The Republic of Ireland return to the scene of one of the biggest controversies in their footballing history when they face France in Paris on Monday evening.
For Ireland fans, the memories of the Thierry Henry handball which was not spotted by the officials at the Stade de France in November 2009, in the process robbing the nation of the chance to make it to the World Cup finals in South Africa the following summer, remain as fresh as they were almost nine years ago.
Here, Press Association Sport takes a look at some of the talking points surrounding the latest clash between the two countries.
Pain in Paris
Republic of Ireland keeper Shay Given (left) appeals for handball after France´s Thierry Henry (centre) set up Williams Gallas´ winning goal at the Stade de France (Martin Rickett/PA)
There is only one place to start. On November 18, 2009, Giovanni Trapattoni’s men arrived at the Stade de France for the second leg of their World Cup play-off trailing 1-0 and turned in a fine display which saw Robbie Keane’s equaliser take the tie into extra time. It was then, however, with penalties looming, that Swedish referee Martin Hansson and his assistants failed to spot Henry handling the ball before he crossed for William Gallas to score what proved to be the decisive goal. Sunday’s game will be the first time the sides have met at the venue since that night.
Spot of bother
France and Ireland did face each other in Lyon in the last 16 of the Euro 2016 finals, and Martin O’Neill’s men gave the hosts an almighty fright. Robbie Brady’s second-minute penalty silenced a partisan crowd and it took a quick-fire second-half double from Antoine Griezmann, coupled with Shane Duffy’s red card, to restore a measure of calm. However, only five of the men who started that afternoon – Duffy, Seamus Coleman, Jeff Hendrick, James McClean and Shane Long – are included in a largely experimental squad this time around.
In safe hands?
Deprived of senior keepers Darren Randolph, Rob Elliot and Keiren Westwood through injury, O’Neill has had to dig deep into his resources to find replacements. Bradford’s Colin Doyle, who won his second cap in Turkey in March 10 years and 304 days after his first, is likely to get the nod over uncapped duo Conor O’Malley, used as a substitute in last weekend’s testimonial trip to Celtic, and Shane Supple.
Decisions for Deschamps
France midfielder Paul Pogba has endured a mixed season with Manchester United (John Walton/EMPICS)

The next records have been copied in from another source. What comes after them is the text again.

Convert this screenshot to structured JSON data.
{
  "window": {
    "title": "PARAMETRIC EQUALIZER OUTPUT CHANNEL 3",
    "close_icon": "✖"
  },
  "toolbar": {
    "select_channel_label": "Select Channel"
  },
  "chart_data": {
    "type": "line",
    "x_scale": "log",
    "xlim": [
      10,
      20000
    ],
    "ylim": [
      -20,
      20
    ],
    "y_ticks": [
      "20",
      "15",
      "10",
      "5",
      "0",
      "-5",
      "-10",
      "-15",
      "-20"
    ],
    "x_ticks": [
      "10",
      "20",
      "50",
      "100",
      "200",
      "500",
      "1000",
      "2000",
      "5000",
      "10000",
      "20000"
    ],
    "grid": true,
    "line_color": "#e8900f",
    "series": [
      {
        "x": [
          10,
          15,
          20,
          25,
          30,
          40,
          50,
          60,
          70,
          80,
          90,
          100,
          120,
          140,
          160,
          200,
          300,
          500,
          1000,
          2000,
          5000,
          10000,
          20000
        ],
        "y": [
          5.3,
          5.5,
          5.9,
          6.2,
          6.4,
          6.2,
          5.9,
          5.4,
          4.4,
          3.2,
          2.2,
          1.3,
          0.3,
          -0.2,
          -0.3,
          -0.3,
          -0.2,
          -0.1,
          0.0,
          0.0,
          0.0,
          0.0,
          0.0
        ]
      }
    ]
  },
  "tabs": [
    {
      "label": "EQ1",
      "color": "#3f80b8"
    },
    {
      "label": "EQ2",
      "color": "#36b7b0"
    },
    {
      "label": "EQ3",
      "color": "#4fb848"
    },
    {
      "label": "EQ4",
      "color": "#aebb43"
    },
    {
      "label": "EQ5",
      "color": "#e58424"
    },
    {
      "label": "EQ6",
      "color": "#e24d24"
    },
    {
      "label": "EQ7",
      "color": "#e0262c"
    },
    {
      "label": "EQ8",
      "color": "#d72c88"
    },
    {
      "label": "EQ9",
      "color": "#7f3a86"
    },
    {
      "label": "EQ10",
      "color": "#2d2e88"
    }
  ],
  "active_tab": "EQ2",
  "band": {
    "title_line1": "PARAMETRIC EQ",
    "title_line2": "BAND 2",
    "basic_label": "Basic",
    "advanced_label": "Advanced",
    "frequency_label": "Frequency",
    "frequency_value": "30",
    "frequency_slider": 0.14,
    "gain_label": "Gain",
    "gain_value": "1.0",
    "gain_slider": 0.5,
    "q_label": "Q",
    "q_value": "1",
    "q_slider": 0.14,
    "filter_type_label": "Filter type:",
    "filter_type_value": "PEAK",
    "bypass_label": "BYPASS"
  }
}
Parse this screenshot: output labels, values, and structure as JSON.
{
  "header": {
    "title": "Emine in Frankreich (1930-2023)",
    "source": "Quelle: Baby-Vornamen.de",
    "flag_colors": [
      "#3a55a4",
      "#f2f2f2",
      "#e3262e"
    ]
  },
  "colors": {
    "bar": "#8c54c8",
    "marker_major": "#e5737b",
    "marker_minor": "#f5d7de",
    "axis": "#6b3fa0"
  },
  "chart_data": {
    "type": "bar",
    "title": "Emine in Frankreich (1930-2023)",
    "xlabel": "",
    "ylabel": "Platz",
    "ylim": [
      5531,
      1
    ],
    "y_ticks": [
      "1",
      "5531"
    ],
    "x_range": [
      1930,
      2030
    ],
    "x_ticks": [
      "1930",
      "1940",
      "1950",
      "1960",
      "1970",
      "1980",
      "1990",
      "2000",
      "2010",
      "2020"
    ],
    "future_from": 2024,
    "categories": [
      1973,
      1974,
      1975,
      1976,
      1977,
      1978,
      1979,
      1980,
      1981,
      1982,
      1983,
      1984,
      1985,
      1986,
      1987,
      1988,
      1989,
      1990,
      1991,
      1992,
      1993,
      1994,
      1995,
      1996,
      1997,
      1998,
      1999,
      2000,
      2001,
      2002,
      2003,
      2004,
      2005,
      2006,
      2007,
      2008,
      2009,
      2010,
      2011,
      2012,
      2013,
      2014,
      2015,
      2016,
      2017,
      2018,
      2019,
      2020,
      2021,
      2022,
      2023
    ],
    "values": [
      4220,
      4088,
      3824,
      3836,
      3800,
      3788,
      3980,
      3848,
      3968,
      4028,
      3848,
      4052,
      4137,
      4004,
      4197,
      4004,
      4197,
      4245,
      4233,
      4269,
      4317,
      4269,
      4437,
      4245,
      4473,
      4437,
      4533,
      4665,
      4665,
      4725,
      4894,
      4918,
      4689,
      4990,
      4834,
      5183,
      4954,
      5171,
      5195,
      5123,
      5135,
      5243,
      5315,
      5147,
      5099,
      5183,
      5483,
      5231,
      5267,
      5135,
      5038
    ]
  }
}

France boss Didier Deschamps will use friendly clashes with the Republic, Italy and the USA to finalise his plans for Russia, where his side launches their campaign against Australia in Kazan on June 16. With Dimitri Payet missing from the squad through injury, he has a sizeable hole to plug, while Marseille team-mate Florian Thauvin will hope to press his claims after an impressive season at club level. However, perhaps his biggest challenge is to find a way to get the best out of the enigmatic Paul Pogba.